Observation is likely how you are going to find an audience. That is, how you are going to select a group of gamers to create a game for.

Play-testing is market research, too. In fact, play-testing is nothing more than assembling a focus group around a specific product, which is in your case, a game.

Play-testing is largely how you are going to make sure your game is pleasing to your intended audience.

Other marketing research tools include interviews, surveys, and reading the websites of competitors. This is just scratching the surface, too, but I’m trying to keep it high-level for this post.
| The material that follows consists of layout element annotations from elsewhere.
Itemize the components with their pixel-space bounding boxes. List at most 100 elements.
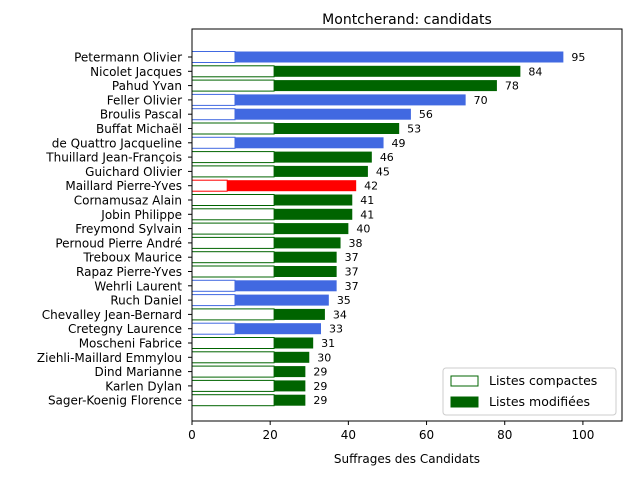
bar-modified [192, 323, 321, 335]
data-label: 30 [317, 351, 331, 364]
bar-compact [191, 337, 275, 349]
y-tick-label: Karlen Dylan [105, 379, 182, 393]
data-label: 84 [528, 65, 542, 78]
x-tick-label: 20 [263, 428, 278, 442]
y-tick-label: Pernoud Pierre André [55, 236, 182, 250]
y-tick-label: Jobin Philippe [100, 208, 182, 222]
bar-compact [191, 222, 275, 235]
data-label: 34 [333, 308, 347, 321]
y-tick-label: Ziehli-Maillard Emmylou [37, 351, 182, 365]
bar-compact [191, 322, 236, 335]
bar-modified [192, 165, 368, 177]
bar-modified [192, 51, 564, 63]
data-label: 33 [329, 323, 343, 336]
y-tick-label: Moscheni Fabrice [79, 337, 182, 351]
bar-compact [191, 136, 236, 149]
y-tick-label: Thuillard Jean-François [45, 151, 182, 165]
bar-compact [191, 65, 275, 78]
bar-compact [191, 394, 275, 407]
bar-compact [191, 236, 275, 249]
legend-label-modified: Listes modifiées [489, 394, 590, 409]
bar-modified [192, 123, 400, 134]
legend: Listes compactes Listes modifiées [442, 367, 617, 416]
bar-compact [191, 51, 236, 63]
data-label: 31 [321, 337, 335, 350]
labels-layer: Petermann Olivier 95 Nicolet Jacques 84 Pahu… [37, 51, 585, 408]
data-label: 42 [364, 180, 378, 193]
bar-modified [192, 280, 337, 292]
bar-compact [191, 151, 275, 164]
data-label: 41 [360, 208, 374, 221]
bar-modified [192, 108, 411, 120]
data-label: 78 [505, 80, 519, 93]
legend-box [442, 367, 617, 416]
x-tick-label: 100 [571, 428, 594, 442]
bar-compact [191, 351, 275, 364]
bar-compact [191, 308, 275, 321]
plot-frame [191, 28, 623, 422]
y-tick-label: Feller Olivier [107, 93, 182, 107]
data-label: 37 [345, 251, 359, 264]
bar-modified [192, 65, 521, 77]
y-tick-label: Pahud Yvan [112, 79, 182, 93]
data-label: 37 [345, 266, 359, 279]
bar-compact [191, 165, 275, 178]
y-tick-label: Nicolet Jacques [90, 65, 182, 79]
bar-compact [191, 79, 275, 92]
y-tick-label: Guichard Olivier [85, 165, 182, 179]
chart-title: Montcherand: candidats [322, 12, 492, 28]
y-tick-label: Dind Marianne [94, 365, 182, 379]
data-label: 56 [419, 108, 433, 121]
data-label: 45 [376, 165, 390, 178]
y-tick-label: Sager-Koenig Florence [48, 394, 182, 408]
data-label: 29 [313, 380, 327, 393]
bar-compact [191, 179, 228, 192]
bar-compact [191, 194, 275, 206]
y-tick-label: de Quattro Jacqueline [52, 136, 182, 150]
bar-modified [192, 151, 372, 163]
bar-compact [191, 379, 275, 392]
y-tick-label: Ruch Daniel [110, 294, 182, 308]
bar-modified [192, 180, 357, 192]
x-tick-label: 80 [497, 428, 512, 442]
x-axis: 0 20 40 60 80 100 [188, 421, 594, 442]
x-tick-label: 60 [419, 428, 434, 442]
y-tick-label: Petermann Olivier [74, 51, 182, 65]
legend-label-compact: Listes compactes [489, 373, 597, 388]
data-label: 70 [474, 94, 488, 107]
bar-compact [191, 208, 275, 221]
data-label: 95 [571, 51, 585, 64]
y-tick-label: Cornamusaz Alain [74, 194, 182, 208]
bar-compact [191, 365, 275, 378]
bar-compact [191, 93, 236, 106]
data-label: 49 [392, 137, 406, 150]
x-axis-label: Suffrages des Candidats [334, 452, 480, 466]
bar-compact [191, 108, 236, 121]
legend-swatch-modified [450, 396, 479, 408]
bar-modified [192, 80, 497, 92]
bar-compact [191, 279, 236, 292]
data-label: 40 [356, 223, 370, 236]
data-label: 38 [349, 237, 363, 250]
data-label: 35 [337, 294, 351, 307]
y-tick-label: Chevalley Jean-Bernard [42, 308, 182, 322]
data-label: 41 [360, 194, 374, 207]
y-tick-label: Maillard Pierre-Yves [65, 179, 182, 193]
bar-compact [191, 294, 236, 307]
legend-swatch-compact [450, 375, 479, 387]
x-tick-label: 0 [188, 428, 196, 442]
data-label: 46 [380, 151, 394, 164]
bar-modified [192, 94, 466, 106]
data-label: 29 [313, 394, 327, 407]
y-tick-label: Freymond Sylvain [75, 222, 182, 236]
y-tick-label: Treboux Maurice [82, 251, 182, 265]
bar-compact [191, 122, 275, 135]
y-tick-label: Buffat Michaël [96, 122, 182, 136]
y-tick-label: Cretegny Laurence [68, 322, 182, 336]
bars-layer [191, 51, 564, 407]
x-tick-label: 40 [341, 428, 356, 442]
data-label: 53 [407, 123, 421, 136]
data-label: 29 [313, 366, 327, 379]
data-label: 37 [345, 280, 359, 293]
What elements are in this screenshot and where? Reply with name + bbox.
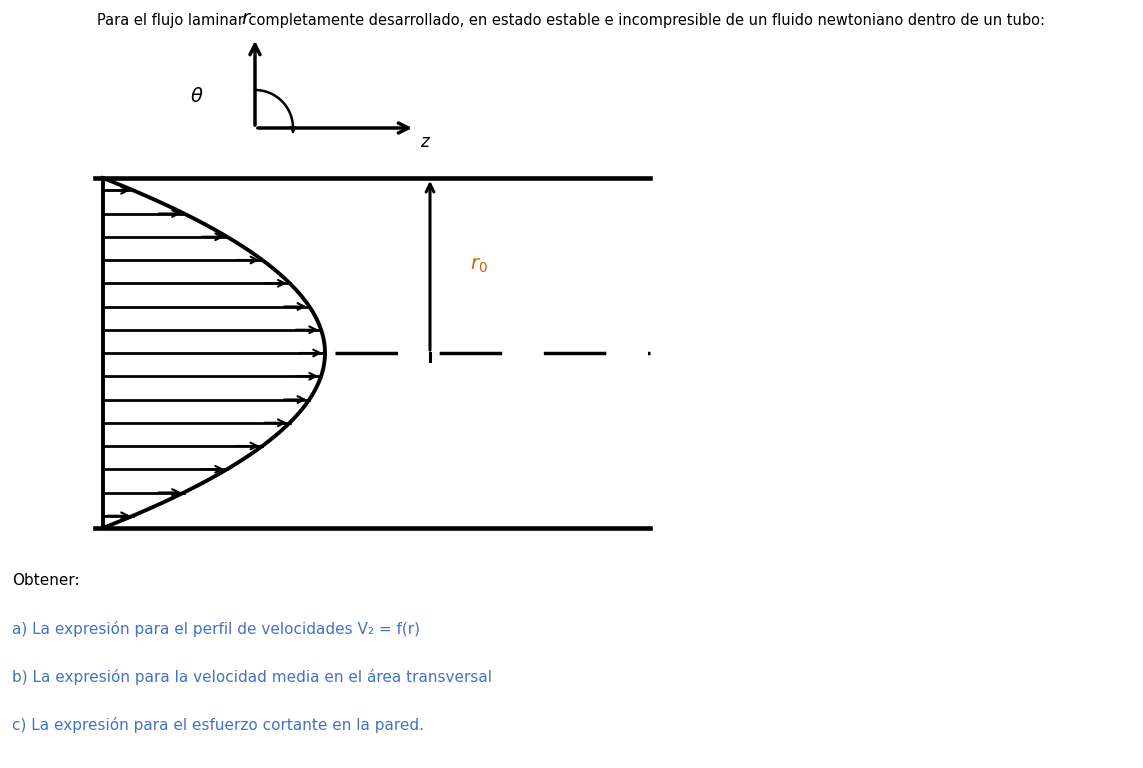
Text: Para el flujo laminar completamente desarrollado, en estado estable e incompresi: Para el flujo laminar completamente desa… [97, 13, 1045, 28]
Text: a) La expresión para el perfil de velocidades V₂ = f(r): a) La expresión para el perfil de veloci… [11, 621, 419, 637]
Text: $\theta$: $\theta$ [190, 87, 203, 105]
Text: b) La expresión para la velocidad media en el área transversal: b) La expresión para la velocidad media … [11, 669, 491, 685]
Text: $z$: $z$ [419, 133, 431, 151]
Text: $r_0$: $r_0$ [470, 256, 488, 275]
Text: Obtener:: Obtener: [11, 573, 80, 588]
Text: $r$: $r$ [241, 9, 253, 28]
Text: c) La expresión para el esfuerzo cortante en la pared.: c) La expresión para el esfuerzo cortant… [11, 717, 424, 733]
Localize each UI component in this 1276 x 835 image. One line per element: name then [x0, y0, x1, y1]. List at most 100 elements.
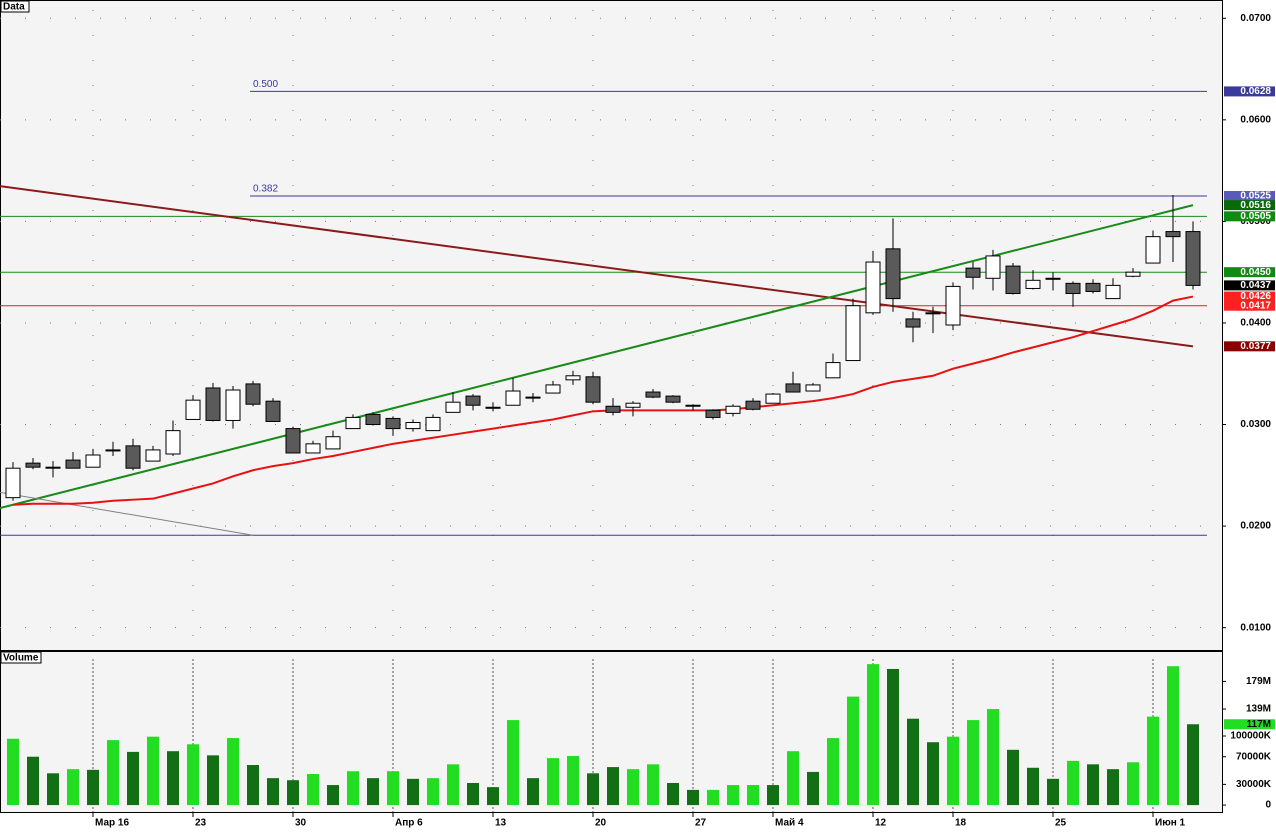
candle-body: [1145, 236, 1161, 264]
y-tick-label: 0.0500: [1240, 216, 1271, 227]
x-tick-label: Мар 16: [95, 818, 129, 829]
price-marker: [1224, 267, 1275, 278]
price-marker-label: 0.0516: [1240, 200, 1271, 211]
candle-body: [1025, 279, 1041, 289]
volume-bar: [47, 773, 59, 806]
volume-tick-label: 100000K: [1230, 731, 1271, 742]
candle-body: [585, 376, 601, 403]
price-marker: [1224, 300, 1275, 311]
volume-bar: [1187, 724, 1199, 806]
volume-bar: [927, 742, 939, 806]
candle-body: [785, 383, 801, 393]
volume-marker-label: 117M: [1247, 719, 1271, 730]
price-marker: [1224, 341, 1275, 352]
x-tick-label: 25: [1055, 818, 1067, 829]
volume-tick-label: 139M: [1246, 704, 1271, 715]
candle-body: [505, 390, 521, 406]
candle-body: [625, 402, 641, 408]
candle-body: [1045, 277, 1061, 280]
candle-body: [25, 462, 41, 468]
volume-bar: [1087, 764, 1099, 806]
x-tick-label: Апр 6: [395, 818, 423, 829]
candle-body: [565, 375, 581, 381]
moving-average: [12, 295, 1194, 506]
volume-bar: [227, 738, 239, 806]
volume-bar: [387, 771, 399, 806]
price-marker: [1224, 280, 1275, 291]
candle-body: [645, 391, 661, 398]
candle-body: [825, 362, 841, 379]
candle-body: [465, 395, 481, 406]
volume-bar: [947, 736, 959, 806]
marks-layer: [5, 195, 1201, 806]
candle-body: [525, 396, 541, 399]
candle-body: [225, 389, 241, 421]
volume-bar: [27, 756, 39, 806]
volume-bar: [727, 785, 739, 806]
candle-body: [765, 393, 781, 404]
volume-bar: [687, 789, 699, 806]
candle-body: [945, 285, 961, 326]
volume-bar: [287, 780, 299, 806]
volume-bar: [1127, 762, 1139, 806]
volume-bar: [907, 718, 919, 806]
candle-body: [1085, 282, 1101, 292]
volume-bar: [967, 720, 979, 806]
volume-bar: [1027, 767, 1039, 806]
volume-bar: [767, 785, 779, 806]
y-tick-label: 0.0300: [1240, 419, 1271, 430]
candle-body: [5, 467, 21, 499]
candle-body: [385, 417, 401, 430]
volume-bar: [247, 765, 259, 806]
x-tick-label: 20: [595, 818, 607, 829]
candle-body: [725, 405, 741, 414]
volume-bar: [707, 789, 719, 806]
candle-body: [1165, 231, 1181, 238]
candle-body: [305, 443, 321, 454]
x-tick-label: 18: [955, 818, 967, 829]
price-marker-label: 0.0377: [1240, 341, 1271, 352]
volume-bar: [867, 664, 879, 806]
price-marker: [1224, 200, 1275, 211]
candle-body: [345, 416, 361, 430]
candle-body: [745, 400, 761, 410]
volume-bar: [787, 751, 799, 806]
volume-bar: [1047, 778, 1059, 806]
candle-body: [85, 454, 101, 468]
volume-bar: [847, 696, 859, 806]
volume-bar: [547, 758, 559, 806]
volume-bar: [647, 764, 659, 806]
volume-bar: [67, 769, 79, 806]
volume-tick-label: 70000K: [1236, 751, 1272, 762]
x-tick-label: Май 4: [775, 818, 804, 829]
candle-body: [845, 305, 861, 362]
candle-body: [705, 409, 721, 418]
lines-layer: 0.500 0.382: [0, 79, 1207, 536]
candle-body: [65, 459, 81, 469]
volume-bar: [367, 778, 379, 806]
volume-bar: [1107, 769, 1119, 806]
volume-bar: [7, 738, 19, 806]
candle-body: [545, 384, 561, 394]
volume-bar: [427, 778, 439, 806]
candle-body: [285, 428, 301, 454]
candle-body: [1185, 231, 1201, 286]
volume-bar: [147, 736, 159, 806]
volume-bar: [587, 773, 599, 806]
price-marker: [1224, 211, 1275, 222]
volume-bar: [347, 771, 359, 806]
candle-body: [445, 401, 461, 413]
volume-bar: [1147, 716, 1159, 806]
price-marker-label: 0.0417: [1240, 300, 1271, 311]
price-marker-label: 0.0426: [1240, 291, 1271, 302]
candle-body: [485, 406, 501, 409]
y-tick-label: 0.0200: [1240, 521, 1271, 532]
volume-bar: [267, 778, 279, 806]
candle-body: [925, 312, 941, 315]
candle-body: [1125, 271, 1141, 277]
x-tick-label: 13: [495, 818, 507, 829]
price-panel: [0, 0, 1223, 651]
price-marker-label: 0.0450: [1240, 267, 1271, 278]
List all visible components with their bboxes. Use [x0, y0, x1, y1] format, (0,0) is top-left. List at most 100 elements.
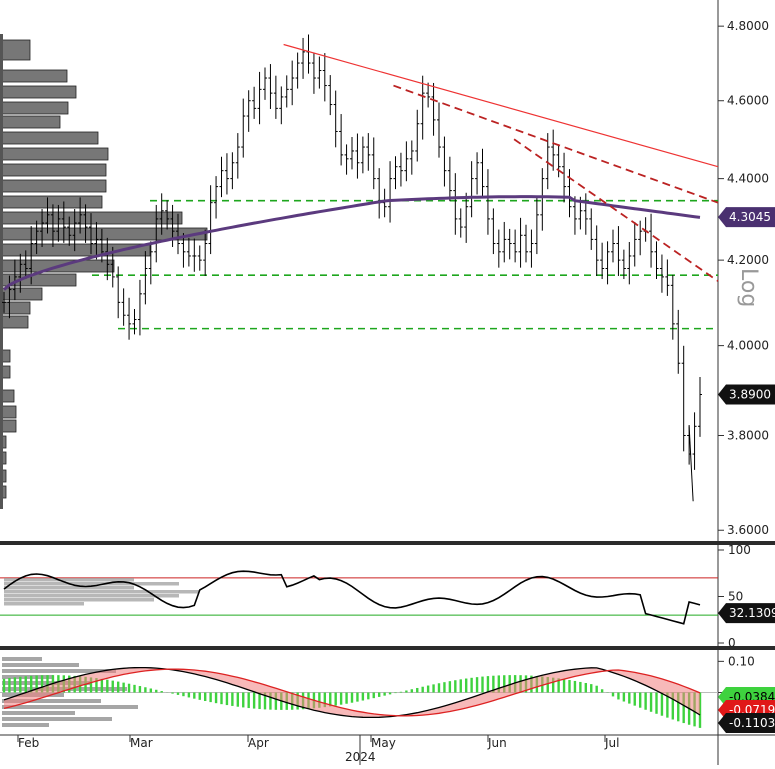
volume-profile-bar — [2, 40, 30, 60]
macd-histogram-bar — [128, 684, 130, 693]
last-price-tag: 3.8900 — [718, 384, 775, 404]
macd-histogram-bar — [650, 693, 652, 712]
macd-histogram-bar — [356, 693, 358, 702]
volume-profile-bar — [2, 316, 28, 328]
macd-histogram-bar — [171, 693, 173, 694]
volume-profile-bar — [2, 350, 10, 362]
last-price-tag-text: 3.8900 — [729, 387, 771, 401]
macd-histogram-bar — [150, 688, 152, 692]
ma-value-tag: 4.3045 — [718, 207, 775, 227]
macd-histogram-bar — [242, 693, 244, 708]
macd-histogram-bar — [122, 683, 124, 693]
macd-histogram-bar — [460, 679, 462, 692]
price-tick-label: 3.6000 — [727, 523, 769, 537]
macd-histogram-bar — [345, 693, 347, 704]
volume-profile-bar — [2, 196, 102, 208]
macd-histogram-bar — [639, 693, 641, 708]
macd-histogram-bar — [133, 685, 135, 693]
macd-histogram-bar — [383, 693, 385, 696]
x-tick-label: Jun — [487, 736, 507, 750]
volume-profile-bar — [2, 70, 67, 82]
macd-histogram-bar — [378, 693, 380, 697]
macd-histogram-bar — [253, 693, 255, 709]
macd-histogram-bar — [574, 681, 576, 693]
macd-histogram-bar — [585, 683, 587, 693]
rsi-tick-label: 0 — [728, 636, 736, 650]
macd-histogram-bar — [204, 693, 206, 702]
panel-separator — [0, 541, 775, 545]
macd-histogram-bar — [237, 693, 239, 707]
macd-histogram-bar — [231, 693, 233, 706]
macd-histogram-bar — [443, 682, 445, 692]
macd-histogram-bar — [101, 679, 103, 693]
x-tick-label: Apr — [248, 736, 269, 750]
macd-histogram-bar — [394, 693, 396, 694]
rsi-value-tag-text: 32.1309 — [729, 606, 775, 620]
macd-histogram-bar — [226, 693, 228, 706]
resistance-trendline — [284, 45, 718, 167]
macd-tick-label: 0.10 — [728, 654, 755, 668]
scale-label: Log — [736, 268, 761, 307]
macd-histogram-bar — [400, 692, 402, 693]
dashed-trendline — [514, 139, 718, 281]
macd-histogram-bar — [144, 687, 146, 692]
macd-histogram-bar — [563, 679, 565, 692]
macd-profile-bar — [2, 717, 112, 721]
dashed-trendline — [393, 86, 718, 203]
volume-profile-bar — [2, 116, 60, 128]
macd-histogram-bar — [476, 677, 478, 692]
price-tick-label: 4.6000 — [727, 94, 769, 108]
price-tick-label: 4.4000 — [727, 172, 769, 186]
macd-histogram-bar — [612, 693, 614, 697]
macd-hist-tag: -0.1103 — [718, 713, 775, 733]
macd-histogram-bar — [373, 693, 375, 699]
volume-profile-bar — [2, 180, 106, 192]
macd-histogram-bar — [188, 693, 190, 698]
macd-histogram-bar — [601, 689, 603, 692]
rsi-profile-bar — [4, 590, 199, 594]
ma-value-tag-text: 4.3045 — [729, 210, 771, 224]
macd-histogram-bar — [661, 693, 663, 716]
macd-histogram-bar — [209, 693, 211, 703]
macd-histogram-bar — [177, 693, 179, 695]
macd-histogram-bar — [427, 686, 429, 693]
macd-histogram-bar — [193, 693, 195, 699]
volume-profile-bar — [2, 148, 108, 160]
macd-histogram-bar — [3, 679, 5, 693]
macd-histogram-bar — [487, 676, 489, 692]
macd-histogram-bar — [579, 682, 581, 693]
macd-histogram-bar — [568, 680, 570, 692]
x-tick-label: Jul — [604, 736, 619, 750]
macd-histogram-bar — [432, 684, 434, 692]
macd-histogram-bar — [182, 693, 184, 697]
price-tick-label: 4.0000 — [727, 339, 769, 353]
macd-histogram-bar — [14, 677, 16, 692]
macd-histogram-bar — [438, 683, 440, 692]
macd-histogram-bar — [8, 678, 10, 692]
macd-histogram-bar — [340, 693, 342, 705]
macd-histogram-bar — [215, 693, 217, 704]
macd-histogram-bar — [634, 693, 636, 706]
volume-profile-bar — [2, 406, 16, 418]
macd-histogram-bar — [155, 690, 157, 693]
macd-histogram-bar — [258, 693, 260, 710]
macd-histogram-bar — [106, 680, 108, 693]
macd-histogram-bar — [220, 693, 222, 705]
macd-histogram-bar — [411, 689, 413, 692]
macd-histogram-bar — [644, 693, 646, 710]
macd-histogram-bar — [25, 676, 27, 692]
macd-histogram-bar — [449, 681, 451, 692]
volume-profile-bar — [2, 212, 182, 224]
rsi-tick-label: 50 — [728, 590, 743, 604]
rsi-profile-bar — [4, 586, 134, 590]
macd-histogram-bar — [389, 693, 391, 695]
price-tick-label: 4.2000 — [727, 253, 769, 267]
macd-histogram-bar — [421, 687, 423, 693]
volume-profile-bar — [2, 132, 98, 144]
price-tick-label: 4.8000 — [727, 19, 769, 33]
macd-profile-bar — [2, 723, 49, 727]
rsi-profile-bar — [4, 582, 179, 586]
macd-profile-bar — [2, 705, 138, 709]
volume-profile-bar — [2, 164, 106, 176]
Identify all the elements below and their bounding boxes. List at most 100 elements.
For more details on market research methods, most of which you can adapt to board games, I’ve got three more posts you can check out:

How to Use Marketing Research to Make a Better Board Game

As you can see, the basic applications for marketing research in board game development are easy enough to understand. Read reviews, watch people play games, pick an audience to design for, look at similar games, and play-test to make sure your game is good.

All of this is pretty traditional wisdom. Yet what is often missing is the bigger picture – the reason for doing all these things in the first place.

When doing market research in the board game industry, you have seven objectives:

  1. Figure out which gamers you want to serve.
  2. Make sure you are making a game for gamers who actually exist. (Failing to do so actually led to the collapse of a game project I did in 2018.)
  3. Find ways to please those gamers.
  4. Figure out where those gamers hang out, online and offline.
  5. Prove there is real demand for your game.
  6. Find similar projects to imitate and reference if you decide to run a Kickstarter.
  7. Refine your pitch using real market data if going to a publisher.

Tastes Change Over Time, So This Process Never Ends

It’s tempting to think that once you have found an audience – a group of gamers you really connect with – that you don’t have to do market research anymore. This is not the case.

People’s tastes change over time. Certain board game design trends fall out of favor or become cliche. Art styles wax and wane in popularity. The industry moves quickly and many gamers keep up with trends.

This doesn’t mean that you have to become a trend-chaser, always trying to make a game based on the latest hype cycle. It does mean, however, that before you initiate each project, you need to make sure that you are meeting a need that is still likely to exist in a year.

Keep in mind, board games take a while to develop. That’s why it makes sense to chase, say, a three-year-long trend toward science fiction themed games and not the latest current event.

Final Thoughts

Finding an audience for your board game is straightforward. By observing people’s behavior online and paying attention to their likes, interests, and needs, you can create games that gamers are more likely to enjoy. Through play-testing, you can refine your ideas and make sure that they live up to their promise.

Market research is how creators and companies identify people’s needs. That way, they are always making relevant, high-quality games to be enjoyed for years to come.